What a strange position for me to be in. With a writer's mind, I see the characters as they are, in an environment of my choosing, playing out scenes and conversations as I imagine would befit their personalities. Then the Buddha mind speaks up and gently reminds me that it is unkind to judge people; to pigeonhole.
I have struggled with this notion for a while: when you receive inspiration from what is around you, what has happened to you, what you have experienced, who you see, how they behave, how do you vanquish the idea of being judgmental to get down to the creative nitty gritty?
"As a writer, you should not judge, you should understand."

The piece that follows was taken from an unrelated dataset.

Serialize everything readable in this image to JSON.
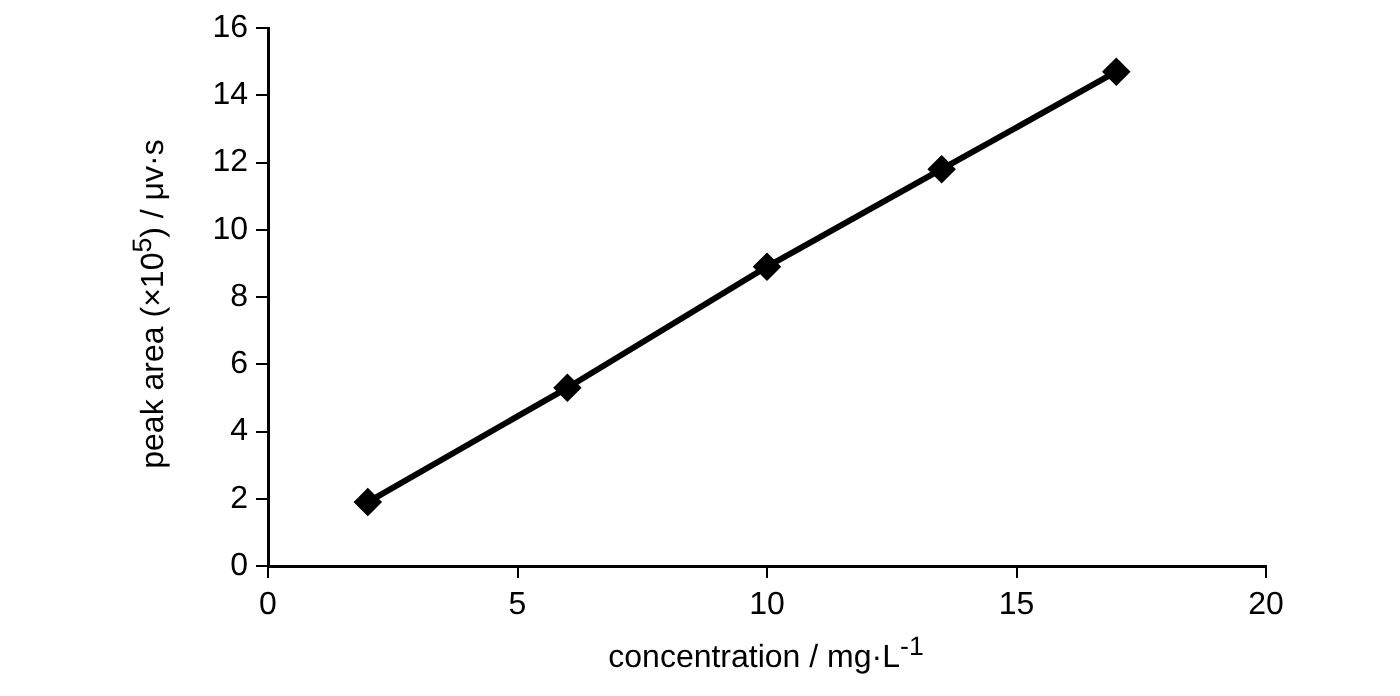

And right there, it's quite simple.
The guy crossing the road, the woman in the drugstore; no matter where I put them, they gotta have roots. So that instead of painting a vapid picture, I create a statue with parts and pieces pulled from many memories, an outline that I can fill in with what's in my mind. Judgment is eliminated and in its place, an open heart and mind, delving into what is already known.
But still, you won't read about what I'm working on, why I've been away, have you missed my writing, and oh, this will be great for my next book. Because I'm not trying to elicit your comments or your personal strokes. That's just the ego talking, so write like it's your soul on the page and keep your torment to yourself.
“There is nothing to writing. All you do is sit down at a typewriter and bleed.”